В КАКИЕ ВОЙНЫ МЫ ВВЯЖЕМСЯ В БУДУЩЕМ
Если мы начинаем рассуждать о возможности больших войн в XXI веке, то часто с порога отметаем даже саму мысль о них, поскольку в головах со времен как минимум Карибского кризиса утвердилась мысль, будто такая война — это конец человеческого существования. Никто из политиков, полагаем мы, сознательно не решится развязать мировую войну в подобной ситуации, поскольку никто не является самоубийцей. Однако на самом деле наши стандартные представления о мировой войне XXI века ошибочны. Картина будущих противостояний определяется парадоксальным выводом израильского политолога Мартина ван Кревельда о том, что «уже сегодня самые мощные вооруженные силы по большей части не годятся для современной войны» [Кревельд 2008: 63]. И впрямь в Израиле хорошо знают, как протекают вооруженные конфликты XXI века, поскольку там давно уже занимаются войной на практике.
Естественно, прогнозировать будущие сражения конкретно (с указанием времени, места и основных участников) — дело безнадежное. Мир слишком сложно устроен для того, чтобы знать заранее такие вещи. Однако, исходя из сложившихся за последние десятилетия тенденций, мы способны представить себе общую картину грядущих событий.
В наших взглядах на возможность будущих вооруженных конфликтов часто царят эмоции. Скажем, пару десятилетий после окончания Второй мировой войны человечество откровенно опасалось ядерного апокалипсиса. И к этому, казалось бы, были серьезные основания. Во-первых, ориентировались на тот сравнительно короткий срок (двадцать лет), который разделял прошедшие мировые войны. Во-вторых, полагали, что противоречия СССР и США, доведшие нас до Карибского кризиса, совершенно неразрешимы. В-третьих, помнили, что ядерное оружие было применено в Хиросиме и Нагасаки без особых моральных страданий со стороны американских политиков и генералов. Словом, новую мировую войну было очень легко себе представить, а значит, она виделась вполне реалистичной.
В этот период богатые американцы строили у себя на приусадебных участках частные бомбоубежища, а тех, кто победнее, учили спускаться в подвал или хотя бы залезать под стол, обхватывая руками голову. Тем, у кого не было поблизости даже стола, предлагалось носить широкополые шляпы и темные очки. Массовое ожидание катастрофы вступало в резкое противоречие с реальной возможностью от нее защититься. В итоге оказалось, что защищаться, собственно говоря, и не надо, поскольку наличие ядерного оружия вовсе не означает его применения.
Вместо ядерной войны на деле вышла разрядка международной напряженности, и уже в 1970-1980-х годах ни советский, ни американский обыватель об апокалипсисе не думал.

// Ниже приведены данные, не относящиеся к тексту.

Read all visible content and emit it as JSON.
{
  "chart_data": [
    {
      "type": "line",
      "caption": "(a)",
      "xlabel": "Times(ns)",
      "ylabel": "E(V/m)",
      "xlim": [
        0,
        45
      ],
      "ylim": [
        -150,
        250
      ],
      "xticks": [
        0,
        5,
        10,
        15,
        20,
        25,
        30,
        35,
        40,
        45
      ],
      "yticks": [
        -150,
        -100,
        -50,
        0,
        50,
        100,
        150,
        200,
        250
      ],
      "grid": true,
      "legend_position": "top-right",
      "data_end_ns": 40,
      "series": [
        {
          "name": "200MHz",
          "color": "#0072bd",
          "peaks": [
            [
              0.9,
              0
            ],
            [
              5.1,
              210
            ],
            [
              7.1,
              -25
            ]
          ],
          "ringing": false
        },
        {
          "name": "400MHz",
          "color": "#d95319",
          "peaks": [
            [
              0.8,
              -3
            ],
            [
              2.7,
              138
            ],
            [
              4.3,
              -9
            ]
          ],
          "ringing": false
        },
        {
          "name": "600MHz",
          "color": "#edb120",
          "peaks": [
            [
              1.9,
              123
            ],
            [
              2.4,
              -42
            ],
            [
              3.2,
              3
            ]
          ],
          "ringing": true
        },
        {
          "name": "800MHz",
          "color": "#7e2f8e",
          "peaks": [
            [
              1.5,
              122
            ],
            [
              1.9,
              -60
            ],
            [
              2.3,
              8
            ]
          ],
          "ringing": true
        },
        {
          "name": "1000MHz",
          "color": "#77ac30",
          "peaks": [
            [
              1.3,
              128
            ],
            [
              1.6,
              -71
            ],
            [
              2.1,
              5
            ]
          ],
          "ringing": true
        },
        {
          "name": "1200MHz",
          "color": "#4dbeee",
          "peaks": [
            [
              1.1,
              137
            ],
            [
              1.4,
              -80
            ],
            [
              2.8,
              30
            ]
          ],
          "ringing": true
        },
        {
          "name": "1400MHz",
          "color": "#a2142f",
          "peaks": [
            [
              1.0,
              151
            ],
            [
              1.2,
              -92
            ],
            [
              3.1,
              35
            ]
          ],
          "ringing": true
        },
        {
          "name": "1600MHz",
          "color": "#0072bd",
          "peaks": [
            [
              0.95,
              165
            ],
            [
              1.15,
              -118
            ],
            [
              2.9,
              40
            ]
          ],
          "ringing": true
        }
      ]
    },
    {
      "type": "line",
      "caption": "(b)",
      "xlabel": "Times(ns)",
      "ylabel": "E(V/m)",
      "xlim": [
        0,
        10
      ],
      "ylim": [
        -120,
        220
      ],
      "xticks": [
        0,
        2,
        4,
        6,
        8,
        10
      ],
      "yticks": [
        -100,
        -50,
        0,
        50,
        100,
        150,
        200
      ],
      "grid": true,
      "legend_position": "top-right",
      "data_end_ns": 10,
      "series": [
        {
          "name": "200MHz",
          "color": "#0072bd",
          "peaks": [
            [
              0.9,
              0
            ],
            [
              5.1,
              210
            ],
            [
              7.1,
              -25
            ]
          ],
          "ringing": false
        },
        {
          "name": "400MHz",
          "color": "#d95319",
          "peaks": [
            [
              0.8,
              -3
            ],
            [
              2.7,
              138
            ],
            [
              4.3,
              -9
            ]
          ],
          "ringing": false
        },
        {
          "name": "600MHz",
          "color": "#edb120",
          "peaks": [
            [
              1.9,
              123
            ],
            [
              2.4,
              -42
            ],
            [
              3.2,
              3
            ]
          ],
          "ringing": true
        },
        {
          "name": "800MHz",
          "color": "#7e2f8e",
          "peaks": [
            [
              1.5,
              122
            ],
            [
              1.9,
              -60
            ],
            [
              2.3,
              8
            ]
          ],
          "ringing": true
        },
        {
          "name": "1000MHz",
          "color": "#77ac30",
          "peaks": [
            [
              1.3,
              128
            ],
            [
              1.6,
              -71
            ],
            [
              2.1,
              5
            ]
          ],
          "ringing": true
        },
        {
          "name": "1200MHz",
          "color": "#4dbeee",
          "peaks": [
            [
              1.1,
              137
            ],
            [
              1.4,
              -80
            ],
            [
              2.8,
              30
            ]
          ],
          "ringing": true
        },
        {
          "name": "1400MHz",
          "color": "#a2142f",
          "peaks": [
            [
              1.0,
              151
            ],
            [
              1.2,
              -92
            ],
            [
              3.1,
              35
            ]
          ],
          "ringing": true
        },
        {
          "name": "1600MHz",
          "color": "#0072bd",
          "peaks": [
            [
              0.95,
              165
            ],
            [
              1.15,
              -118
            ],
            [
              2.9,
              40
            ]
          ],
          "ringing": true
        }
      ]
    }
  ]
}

Конечно, с формальной точки зрения опасность обмена ракетными ударами сохранялась, но поколения, выросшие в эти десятилетия, уже не относились всерьез к умению быстро найти бомбоубежище. В СССР война даже стала предметом циничных анекдотов. (Вопрос школьного военрука: «Как следует держать автомат при “едреном взрыве”?» Правильный ответ: «Так, чтобы металл с расплавленного ствола не капал на казенные сапоги».)
Смена общественных ожиданий изменила и представления военных. Генералы в 1970-1980-х годах стали следовать «стратегии гибкого реагирования» и готовиться к будущей войне так, будто ядерного оружия вообще не существует.
Распад Советского Союза на время создал иллюзию однополярности мира, и этого хватило для того, чтобы вообще забыть о «страшилках прошлого». Ведь если мир однополярный, то вроде бы вообще некому устраивать мировую войну. У ныне живущих поколений вооруженные конфликты стали устойчиво ассоциироваться лишь с событиями, происходящими в слаборазвитых странах, к числу которых, как выяснилось, правда, относятся и постсоветские государства.
На самом деле мир вовсе не стал однополярным, что в обозримой перспективе будет ясно каждому, кто не сочтет за труд внимательно проанализировать темпы экономического и военного развития Китая. Однако преувеличенные страхи 1950-х годов сменились сегодня преувеличенным благодушием, которое точно так же основано не на трезвой оценке ситуации, а исключительно на эмоциях. Нам трудно представить себе этот милый уютный мир (где мы на каком-нибудь международном курорте встречаемся с обаятельными представителями самых разных народов) вовлеченным в кровопролитную войну, требующую серьезных жертв от каждого человека. А раз войну трудно представить, значит, ее не будет.